Dynamic performance evaluation of ballastless track in high-speed railways under subgrade differential settlement

Abstract

Ballastless tracks are widely used to provide high rail smoothness in high-speed railways. However, the differential settlement inevitably develops in the subgrade soil, which poses a great threat to the track performance and riding quality via the train-rail dynamic interaction. Since the ballastless tracks are extremely difficult to repair during the maintenance window, it is quite necessary to carry out preventive maintenance to keep the track in good conditions.
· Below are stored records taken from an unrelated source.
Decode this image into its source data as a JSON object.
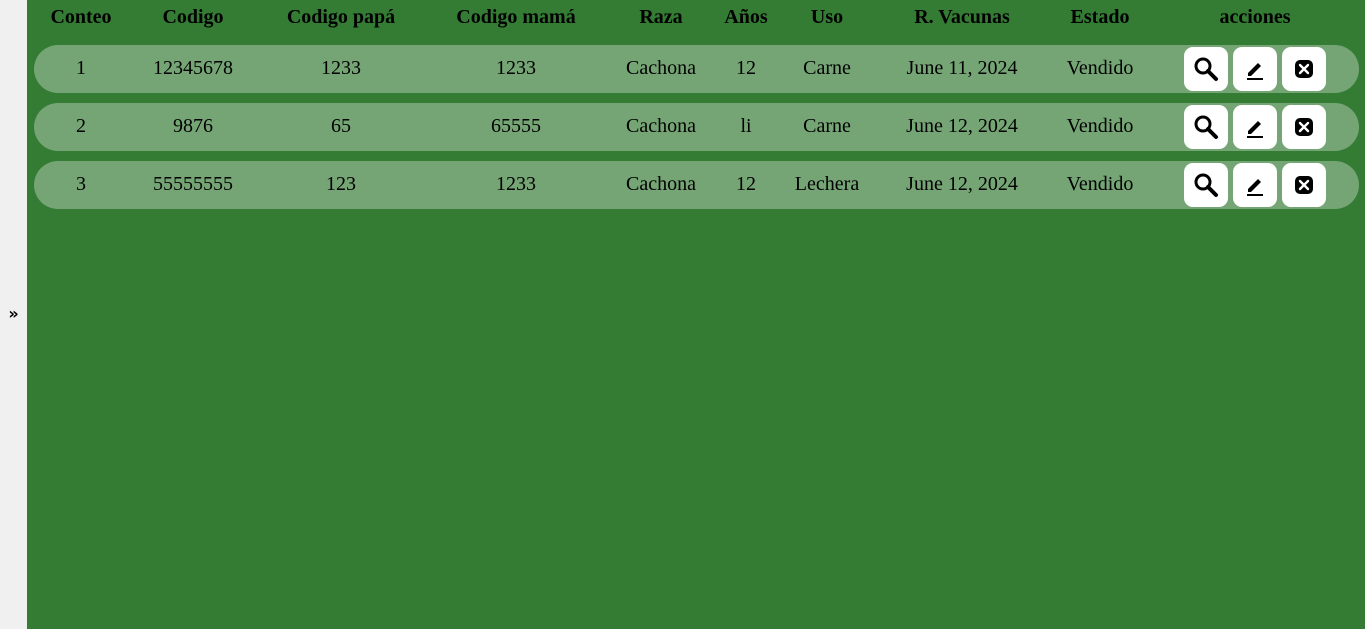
{
  "sidebar": {
    "toggle_glyph": "»",
    "toggle_icon": "double-chevron-right-icon"
  },
  "table": {
    "headers": [
      "Conteo",
      "Codigo",
      "Codigo papá",
      "Codigo mamá",
      "Raza",
      "Años",
      "Uso",
      "R. Vacunas",
      "Estado",
      "acciones"
    ],
    "rows": [
      {
        "conteo": "1",
        "codigo": "12345678",
        "codigo_papa": "1233",
        "codigo_mama": "1233",
        "raza": "Cachona",
        "anos": "12",
        "uso": "Carne",
        "vacunas": "June 11, 2024",
        "estado": "Vendido"
      },
      {
        "conteo": "2",
        "codigo": "9876",
        "codigo_papa": "65",
        "codigo_mama": "65555",
        "raza": "Cachona",
        "anos": "li",
        "uso": "Carne",
        "vacunas": "June 12, 2024",
        "estado": "Vendido"
      },
      {
        "conteo": "3",
        "codigo": "55555555",
        "codigo_papa": "123",
        "codigo_mama": "1233",
        "raza": "Cachona",
        "anos": "12",
        "uso": "Lechera",
        "vacunas": "June 12, 2024",
        "estado": "Vendido"
      }
    ],
    "action_icons": [
      "search-icon",
      "edit-icon",
      "delete-icon"
    ]
  },
  "colors": {
    "background": "#347c34",
    "row": "#75a575",
    "sidebar": "#f0f0f0",
    "button": "#ffffff"
  }
}
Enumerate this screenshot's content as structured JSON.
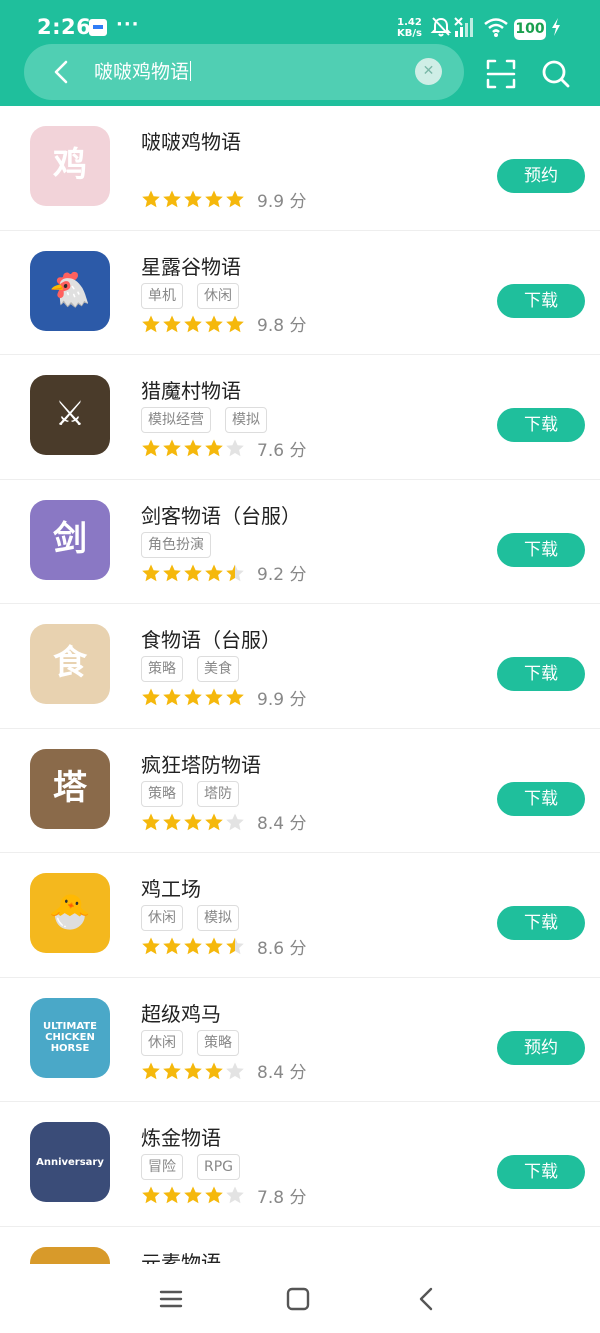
{
  "status_bar": {
    "time": "2:26",
    "notification_dots": "···",
    "net_speed_value": "1.42",
    "net_speed_unit": "KB/s",
    "battery": "100",
    "icons": [
      "message-icon",
      "bell-mute-icon",
      "signal-icon",
      "wifi-icon",
      "battery-icon",
      "charging-icon"
    ]
  },
  "search": {
    "query": "啵啵鸡物语",
    "icons": [
      "back-arrow-icon",
      "clear-icon",
      "scan-icon",
      "search-icon"
    ]
  },
  "colors": {
    "accent": "#1fbf9c",
    "star_filled": "#f5b80c",
    "star_empty": "#e3e3e3"
  },
  "apps": [
    {
      "name": "啵啵鸡物语",
      "tags": [],
      "stars": 5,
      "score": "9.9 分",
      "action": "预约",
      "icon_color": "#f2d3d9",
      "icon_glyph": "鸡"
    },
    {
      "name": "星露谷物语",
      "tags": [
        "单机",
        "休闲"
      ],
      "stars": 5,
      "score": "9.8 分",
      "action": "下载",
      "icon_color": "#2c5aa8",
      "icon_glyph": "🐔"
    },
    {
      "name": "猎魔村物语",
      "tags": [
        "模拟经营",
        "模拟"
      ],
      "stars": 4,
      "score": "7.6 分",
      "action": "下载",
      "icon_color": "#4a3b2a",
      "icon_glyph": "⚔"
    },
    {
      "name": "剑客物语（台服）",
      "tags": [
        "角色扮演"
      ],
      "stars": 4.5,
      "score": "9.2 分",
      "action": "下载",
      "icon_color": "#8a78c4",
      "icon_glyph": "剑"
    },
    {
      "name": "食物语（台服）",
      "tags": [
        "策略",
        "美食"
      ],
      "stars": 5,
      "score": "9.9 分",
      "action": "下载",
      "icon_color": "#e8d2b0",
      "icon_glyph": "食"
    },
    {
      "name": "疯狂塔防物语",
      "tags": [
        "策略",
        "塔防"
      ],
      "stars": 4,
      "score": "8.4 分",
      "action": "下载",
      "icon_color": "#8a6a4a",
      "icon_glyph": "塔"
    },
    {
      "name": "鸡工场",
      "tags": [
        "休闲",
        "模拟"
      ],
      "stars": 4.5,
      "score": "8.6 分",
      "action": "下载",
      "icon_color": "#f4b81e",
      "icon_glyph": "🐣"
    },
    {
      "name": "超级鸡马",
      "tags": [
        "休闲",
        "策略"
      ],
      "stars": 4,
      "score": "8.4 分",
      "action": "预约",
      "icon_color": "#4aa8c8",
      "icon_glyph": "ULTIMATE CHICKEN HORSE"
    },
    {
      "name": "炼金物语",
      "tags": [
        "冒险",
        "RPG"
      ],
      "stars": 4,
      "score": "7.8 分",
      "action": "下载",
      "icon_color": "#3a4c78",
      "icon_glyph": "Anniversary"
    },
    {
      "name": "元素物语",
      "tags": [],
      "stars": 0,
      "score": "",
      "action": "",
      "icon_color": "#d89a2a",
      "icon_glyph": ""
    }
  ],
  "nav": {
    "icons": [
      "menu-icon",
      "home-icon",
      "back-icon"
    ]
  }
}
In order to relate the railway performance with the profiles of subgrade differential settlement, a three-dimensional train-ballastless track-subgrade model was developed incorporating 64 combinations of settlement wavelengths and amplitudes at the roadbed surface. The numerical results were first verified with the measured velocity responses at the concrete base in the Beijing-Tianjin high-speed railway. Then the dynamic responses of the train-track system caused by subgrade differential settlement were analyzed, including the dynamic displacement of train wheels and track structure, wheel-rail interaction forces and car body accelerations. Railway performance was further evaluated as track degradation, lower riding comfort and risk of train safety based on these indicators at different settlement profiles. Results show that increasing settlement amplitudes result in stronger dynamic wheel-rail interaction and vibration of car body. However, critical settlement wavelengths of 10 m and 10–20 m are found to exist where the wheel-rail interaction forces and accelerations of the car body reach their peak values, respectively. It also reveals that the current design limits on the subgrade settlement of high-speed railways are infeasible for infrastructure managers to evaluate the railway status or organize the maintenance works. Moreover, the wheel-rail interaction forces are more credible to determine the railway status than the car body acceleration.